The severe measures included last week a cabinet reshuffle in which Chancellor Dollfuss, who was already his own Minister of Foreign Affairs and Forestry & Agriculture took on the War Ministry and Ministry of Security as well, thus bringing under his direct control the entire armed forces of Austria as well as the police. Since the Dollfuss Government seemed about to resort to bloody execution to enforce its anti-explosives decree, the official press printed a plethora of alibis in advance. "Responsibility rests on Adolf Hitler," declared the Abendzeitung. "He has forced us to raise our hands for a last blow at the Brown criminal gangs organized in Austria by German agents.
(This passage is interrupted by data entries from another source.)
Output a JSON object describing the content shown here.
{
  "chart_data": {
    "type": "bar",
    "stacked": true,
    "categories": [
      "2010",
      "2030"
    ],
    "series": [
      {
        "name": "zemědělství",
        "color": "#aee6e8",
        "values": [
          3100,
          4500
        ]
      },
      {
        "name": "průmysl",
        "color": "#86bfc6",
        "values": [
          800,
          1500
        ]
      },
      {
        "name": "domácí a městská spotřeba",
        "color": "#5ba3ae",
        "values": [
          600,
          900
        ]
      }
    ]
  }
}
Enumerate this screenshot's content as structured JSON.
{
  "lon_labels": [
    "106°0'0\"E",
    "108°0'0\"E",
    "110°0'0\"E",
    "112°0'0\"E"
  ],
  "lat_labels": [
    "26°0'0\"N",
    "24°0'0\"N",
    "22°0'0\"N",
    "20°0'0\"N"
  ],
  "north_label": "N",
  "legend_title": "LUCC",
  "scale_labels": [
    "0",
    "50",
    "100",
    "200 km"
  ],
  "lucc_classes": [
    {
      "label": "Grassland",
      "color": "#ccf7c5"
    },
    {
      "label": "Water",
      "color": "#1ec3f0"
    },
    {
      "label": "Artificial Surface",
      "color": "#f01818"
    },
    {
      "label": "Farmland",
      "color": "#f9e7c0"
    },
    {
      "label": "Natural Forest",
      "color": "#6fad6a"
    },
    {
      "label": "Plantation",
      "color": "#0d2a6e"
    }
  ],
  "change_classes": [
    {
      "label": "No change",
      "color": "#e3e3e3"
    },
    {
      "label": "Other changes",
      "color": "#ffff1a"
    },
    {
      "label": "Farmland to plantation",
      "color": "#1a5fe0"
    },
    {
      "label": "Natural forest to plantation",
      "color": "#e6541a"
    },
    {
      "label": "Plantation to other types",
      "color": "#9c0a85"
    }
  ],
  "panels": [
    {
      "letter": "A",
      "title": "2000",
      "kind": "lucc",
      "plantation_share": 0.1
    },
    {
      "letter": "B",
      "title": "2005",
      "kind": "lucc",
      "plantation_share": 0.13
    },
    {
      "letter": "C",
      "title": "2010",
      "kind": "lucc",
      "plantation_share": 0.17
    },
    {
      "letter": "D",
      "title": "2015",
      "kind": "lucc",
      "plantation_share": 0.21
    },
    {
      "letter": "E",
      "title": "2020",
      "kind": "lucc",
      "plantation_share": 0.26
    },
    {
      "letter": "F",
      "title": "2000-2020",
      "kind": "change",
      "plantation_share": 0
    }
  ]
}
Austria must safeguard herself against the anarchy that prevails in Germany.''
Few days later, police vigorously denied participation in the killing of Austrian Nazi Cornelius Zimmer, shot in the streets of Vienna while his shrieking sister begged mercy.
*Only a score of Italians are members of the Order of the Annunziata, headed by His Majesty, and only their wives have the right to be called "Her Excellency."